Cuando hablaba de América, Vinner se refería tanto a «ellos» como a «nosotros». Le interrumpí en un par de ocasiones para preguntarle: «¿A quiénes te refieres con “nosotros”, a los rusos o a los americanos?». Lo hice porque me irritaba, pero también para evitar la confusión entre «nosotros pusimos un poco de orden en este burdel planetario» y «nosotros sólo sabíamos mendigar créditos a Occidente en lugar de trabajar». Aceptó la rectificación con una sonrisa y durante unos minutos estuvo atento al empleo de los pronombres.
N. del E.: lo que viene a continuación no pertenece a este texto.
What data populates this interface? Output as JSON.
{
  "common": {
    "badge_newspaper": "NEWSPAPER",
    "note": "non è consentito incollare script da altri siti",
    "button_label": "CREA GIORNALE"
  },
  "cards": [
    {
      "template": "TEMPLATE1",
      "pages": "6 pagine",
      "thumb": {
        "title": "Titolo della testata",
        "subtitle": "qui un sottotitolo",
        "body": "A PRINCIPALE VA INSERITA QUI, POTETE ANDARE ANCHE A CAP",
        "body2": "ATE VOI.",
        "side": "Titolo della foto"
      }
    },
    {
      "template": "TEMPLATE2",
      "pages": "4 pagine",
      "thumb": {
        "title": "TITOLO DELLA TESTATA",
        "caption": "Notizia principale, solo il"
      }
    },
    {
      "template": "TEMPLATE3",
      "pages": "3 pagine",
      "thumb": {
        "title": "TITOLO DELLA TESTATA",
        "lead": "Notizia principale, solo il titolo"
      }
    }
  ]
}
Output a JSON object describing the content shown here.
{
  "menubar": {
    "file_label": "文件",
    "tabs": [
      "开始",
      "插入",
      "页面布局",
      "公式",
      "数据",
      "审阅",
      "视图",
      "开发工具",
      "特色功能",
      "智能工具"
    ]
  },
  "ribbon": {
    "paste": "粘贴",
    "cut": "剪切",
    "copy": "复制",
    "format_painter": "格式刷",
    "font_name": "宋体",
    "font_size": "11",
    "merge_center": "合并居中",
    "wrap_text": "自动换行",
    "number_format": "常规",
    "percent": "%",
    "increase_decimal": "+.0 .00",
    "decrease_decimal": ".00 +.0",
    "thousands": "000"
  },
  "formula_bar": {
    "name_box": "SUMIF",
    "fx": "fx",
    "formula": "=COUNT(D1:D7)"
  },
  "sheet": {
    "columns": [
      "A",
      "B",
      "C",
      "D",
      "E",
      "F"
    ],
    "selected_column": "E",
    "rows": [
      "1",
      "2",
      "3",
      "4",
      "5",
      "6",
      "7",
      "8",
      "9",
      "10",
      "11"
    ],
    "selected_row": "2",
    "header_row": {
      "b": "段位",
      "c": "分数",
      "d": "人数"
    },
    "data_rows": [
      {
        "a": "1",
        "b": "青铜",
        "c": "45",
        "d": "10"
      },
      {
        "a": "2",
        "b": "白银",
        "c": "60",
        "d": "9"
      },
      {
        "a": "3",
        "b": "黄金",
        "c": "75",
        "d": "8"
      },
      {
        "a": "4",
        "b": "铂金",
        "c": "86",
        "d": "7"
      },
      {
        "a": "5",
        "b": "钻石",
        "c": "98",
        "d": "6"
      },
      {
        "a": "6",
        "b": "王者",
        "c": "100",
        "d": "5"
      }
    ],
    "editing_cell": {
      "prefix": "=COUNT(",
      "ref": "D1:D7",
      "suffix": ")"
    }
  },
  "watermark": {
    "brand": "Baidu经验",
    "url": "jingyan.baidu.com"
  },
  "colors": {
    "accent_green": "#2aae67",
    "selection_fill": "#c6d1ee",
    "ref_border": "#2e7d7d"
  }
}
Los «nosotros» buenos cumplían con su pesada misión de dominar el mundo, castigando a los culpables, protegiendo a los justos y sobre todo demostrando con su ejemplo que habían encontrado la fórmula de la felicidad universal y que estaba al alcance de todos. Pero un momento después volvía la confusión, y los «nosotros» malos «se emborrachaban, montaban numeritos de histeria a lo Dostoievski y mendigaban dólares».

En efecto, sobre la clarísima arena de la playa había muchos cuerpos hermosos. Su juventud y la tranquila insolencia de sus movimientos barrían cualquier tentativa de crítica. La felicidad era demasiado evidente, estaba en su piel, en sus músculos, en ese río de coches que venía del norte para arrojar cuerpos bronceados sobre la arena y las terrazas o para conducirlos hacia otros placeres. Su alegría de vivir parecía decir: «¡Gruñid todo lo que queráis, nosotros tenemos razón!».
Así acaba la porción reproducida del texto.